Avec La Belle Epoque, Nicolas Bedos réalise une comédie romantique harmonieuse, passionnelle en diable, et dominée par un duo de comédiens fantastiques, Daniel Auteuil et Doria Tillier. Une réussite.
Synopsis : Victor, un sexagénaire désabusé, voit sa vie bouleversée le jour où Antoine un brillant entrepreneur lui propose une attraction d’un genre nouveau : mélangeant artifices théâtraux et reconstitution historique, cette entreprise propose à ses clients de replonger dans l’époque de leur choix. Victor choisit alors de revivre la semaine la plus marquante de sa vie : celle où, 40 ans plus tôt, il rencontra le grand amour.
Nicolas Bedos, déjà une deuxième réalisation
Critique : Nicolas Bedos a déjà un sérieux passif dans le monde du cinéma, où il a exercé en tant que scénariste (Amour et Turbulences, L’invitation), acteur, et, depuis peu, réalisateur, avec son ambitieuse comédie romantique Monsieur et Madame Adelman, tourné avec sa compagne Doria Tillier en 2016, première tentative derrière la caméra qui avait connu un petit succès (des critiques de presse globalement élogieuses, plus de 300 000 entrées sur le sol français, et deux nominations aux Césars – d’où le film était reparti bredouille).
Cannes, de l’humour, de l’amour, des émotions
Trois ans plus tard, Bedos fils nous revient avec un deuxième long-métrage, présenté à Cannes, hors compétition, dont l’intrigue se veut encore d’une vaste aspiration romantique. Car le réalisateur a imaginé une entreprise dirigée par Antoine (Guillaume Canet), dont le but est de faire (re)vivre à qui le veut l’époque de son choix. Pour Victor (Daniel Auteuil), dont le couple avec Marianne (Fanny Ardant) bat sérieusement de l’aile, ce sera la semaine où il a rencontré celle qui sera sa bien-aimée pour les 40 années suivantes, et qu’il ne reconnaît désormais plus. Pour l’incarner, Antoine prie sa compagne éruptive Margot (Doria Tillier) de s’y atteler.
À la lecture de ce synopsis, et comme cela saute aux yeux dès les premières minutes, c’est peu de dire que les personnages sont tous des incarnations impétueuses de la vie – c’est ce qui fait que Antoine et Margot s’attirent et se repoussent continuellement –, parfois jusqu’à une cruauté déconcertante de désinvolture. Les personnages n’ont de cesse de s’invectiver, lançant des répliques vachardes à tire-larigot, parsemant le film d’un humour omniprésent et souvent surprenant, aimant à sacrifier une situation pour le bon mot.
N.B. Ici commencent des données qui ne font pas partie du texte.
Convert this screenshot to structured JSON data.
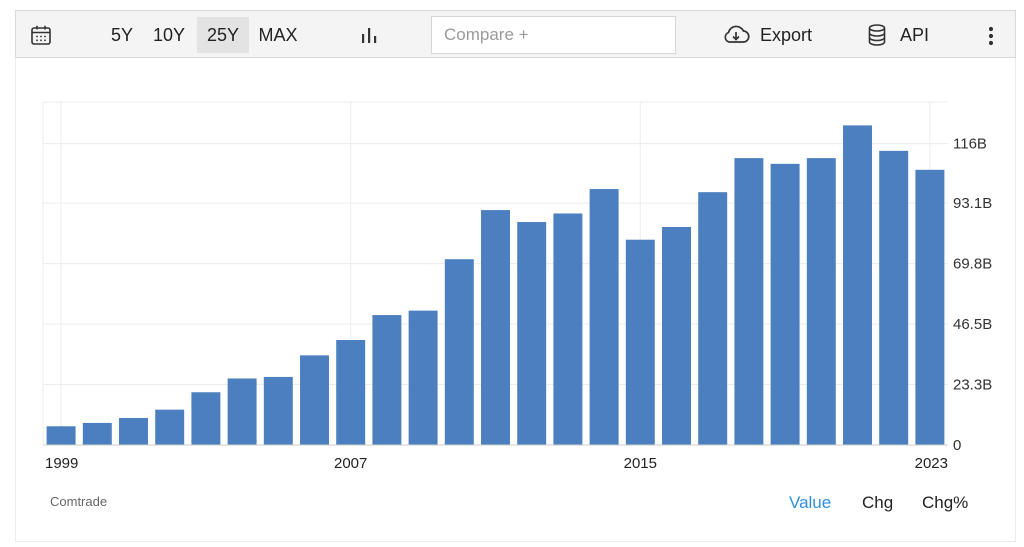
{
  "toolbar": {
    "ranges": [
      "5Y",
      "10Y",
      "25Y",
      "MAX"
    ],
    "active_range": "25Y",
    "compare_placeholder": "Compare +",
    "export_label": "Export",
    "api_label": "API",
    "icons": [
      "calendar-icon",
      "bar-chart-icon",
      "cloud-download-icon",
      "database-icon",
      "more-vertical-icon"
    ]
  },
  "chart_data": {
    "type": "bar",
    "title": "",
    "xlabel": "",
    "ylabel": "",
    "x": [
      1999,
      2000,
      2001,
      2002,
      2003,
      2004,
      2005,
      2006,
      2007,
      2008,
      2009,
      2010,
      2011,
      2012,
      2013,
      2014,
      2015,
      2016,
      2017,
      2018,
      2019,
      2020,
      2021,
      2022,
      2023
    ],
    "values": [
      7.2,
      8.5,
      10.4,
      13.6,
      20.3,
      25.6,
      26.2,
      34.5,
      40.4,
      50.0,
      51.7,
      71.5,
      90.4,
      85.8,
      89.1,
      98.5,
      79.0,
      83.9,
      97.3,
      110.4,
      108.2,
      110.4,
      123.0,
      113.2,
      105.9
    ],
    "x_tick_labels": [
      "1999",
      "2007",
      "2015",
      "2023"
    ],
    "y_tick_values": [
      0,
      23.3,
      46.5,
      69.8,
      93.1,
      116
    ],
    "y_tick_labels": [
      "0",
      "23.3B",
      "46.5B",
      "69.8B",
      "93.1B",
      "116B"
    ],
    "ylim": [
      0,
      132
    ],
    "y_axis_position": "right",
    "grid": true,
    "bar_color": "#4b7fbf",
    "grid_color": "#ececec"
  },
  "footer": {
    "source": "Comtrade",
    "view_tabs": [
      "Value",
      "Chg",
      "Chg%"
    ],
    "active_view": "Value",
    "active_color": "#2f8fdd"
  }
}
Le grand retour de Daniel Auteuil
Mais, au-delà de cette dimension purement égayante, il y a des atouts de poids. Bedos sait magnifier, en premier lieu ses personnages, tous dépeints avec truculence (le protagoniste joué par Canet en particulier, auquel l’acteur apporte son charme naturel). Quant à ses acteurs, ils sont dominés par la sommité Auteuil, qu’on n’avait pas vu si juste et touchant depuis belle lurette. Mal à l’aise dans son époque et regrettant celle qui va reparaître devant ses yeux durant quelques temps, s’il est la moins tempétueuse des figures imaginées par Bedos, il est en tout cas la plus belle. Face à lui, Doria Tillier illumine l’écran ; le cinéaste parvient, durant quelques scènes, à faire d’elle un idéal féminin, face à laquelle l’on ne peut que défaillir, tomber en pâmoison.
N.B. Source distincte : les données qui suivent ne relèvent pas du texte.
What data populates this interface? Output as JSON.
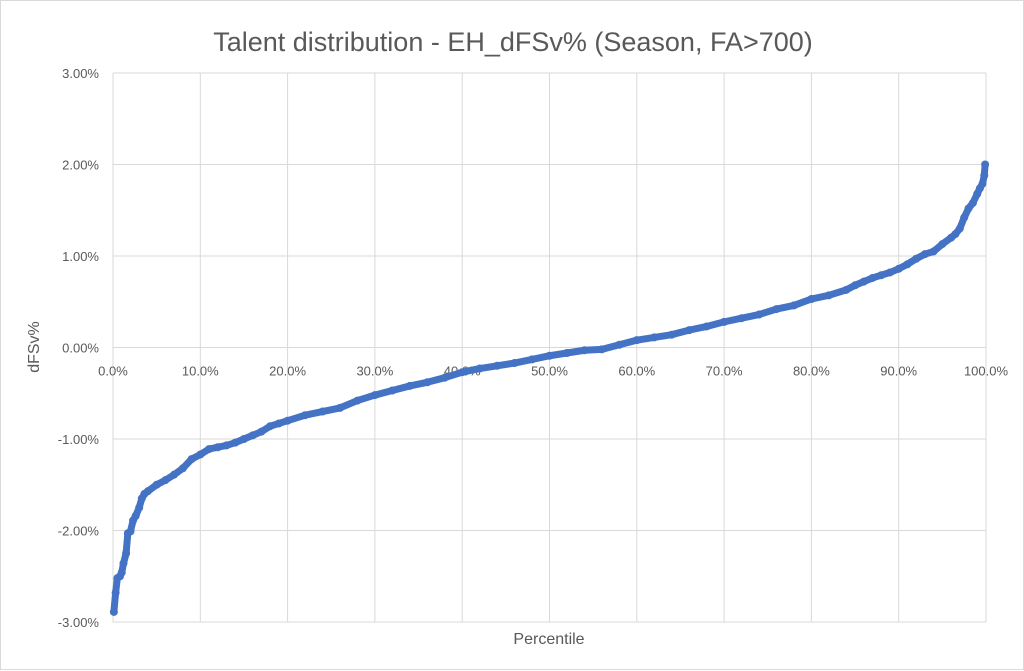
{
  "chart_data": {
    "type": "scatter",
    "title": "Talent distribution - EH_dFSv% (Season, FA>700)",
    "xlabel": "Percentile",
    "ylabel": "dFSv%",
    "xlim": [
      0,
      100
    ],
    "ylim": [
      -3,
      3
    ],
    "xticks": [
      "0.0%",
      "10.0%",
      "20.0%",
      "30.0%",
      "40.0%",
      "50.0%",
      "60.0%",
      "70.0%",
      "80.0%",
      "90.0%",
      "100.0%"
    ],
    "yticks": [
      "3.00%",
      "2.00%",
      "1.00%",
      "0.00%",
      "-1.00%",
      "-2.00%",
      "-3.00%"
    ],
    "grid": true,
    "color": "#4472C4",
    "x": [
      0.1,
      0.3,
      0.5,
      0.8,
      1.0,
      1.2,
      1.5,
      1.7,
      2.0,
      2.3,
      2.6,
      3.0,
      3.3,
      3.6,
      4.0,
      5.0,
      6.0,
      7.0,
      8.0,
      9.0,
      10.0,
      11.0,
      12.0,
      13.0,
      14.0,
      15.0,
      16.0,
      17.0,
      18.0,
      19.0,
      20.0,
      22.0,
      24.0,
      26.0,
      28.0,
      30.0,
      32.0,
      34.0,
      36.0,
      38.0,
      40.0,
      42.0,
      44.0,
      46.0,
      48.0,
      50.0,
      52.0,
      54.0,
      56.0,
      58.0,
      60.0,
      62.0,
      64.0,
      66.0,
      68.0,
      70.0,
      72.0,
      74.0,
      76.0,
      78.0,
      80.0,
      82.0,
      84.0,
      85.0,
      86.0,
      87.0,
      88.0,
      89.0,
      90.0,
      91.0,
      92.0,
      93.0,
      94.0,
      95.0,
      96.0,
      96.5,
      97.0,
      97.5,
      98.0,
      98.5,
      99.0,
      99.3,
      99.6,
      99.8,
      99.9
    ],
    "y": [
      -2.89,
      -2.68,
      -2.52,
      -2.5,
      -2.46,
      -2.36,
      -2.25,
      -2.03,
      -2.01,
      -1.89,
      -1.84,
      -1.75,
      -1.65,
      -1.6,
      -1.57,
      -1.5,
      -1.45,
      -1.39,
      -1.32,
      -1.22,
      -1.17,
      -1.11,
      -1.09,
      -1.07,
      -1.04,
      -1.0,
      -0.96,
      -0.92,
      -0.86,
      -0.83,
      -0.8,
      -0.74,
      -0.7,
      -0.66,
      -0.58,
      -0.52,
      -0.47,
      -0.42,
      -0.38,
      -0.33,
      -0.27,
      -0.23,
      -0.2,
      -0.17,
      -0.13,
      -0.09,
      -0.06,
      -0.03,
      -0.02,
      0.03,
      0.08,
      0.11,
      0.14,
      0.19,
      0.23,
      0.28,
      0.32,
      0.36,
      0.42,
      0.46,
      0.53,
      0.57,
      0.63,
      0.68,
      0.72,
      0.76,
      0.79,
      0.82,
      0.86,
      0.91,
      0.97,
      1.02,
      1.05,
      1.13,
      1.2,
      1.24,
      1.3,
      1.42,
      1.52,
      1.58,
      1.68,
      1.74,
      1.79,
      1.88,
      2.0
    ]
  }
}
In fine, la Belle époque est l’affirmation d’un réalisateur prometteur
Ayant totalement quitté le devant de la caméra – laissant un petit rôle à Pierre Arditi, comme un coq en pâte dans l’univers du réalisateur –, Nicolas Bedos s’ingénie à donner du corps à sa mise en scène, et y parvient haut la main : son œuvre est belle, les couleurs élégantes, et Nicolas Bedos se laisse même aller à quelques mouvements de caméra difficultueux qui tapent dans la rétine. En outre, à l’image d’un récit qui entremêle les époques, son montage est d’une grande vivacité, superposant paroles et séquences, et maniant l’ellipse avec talent – sur fond de Alain Souchon de surcroît, ce qui ne gâte rien.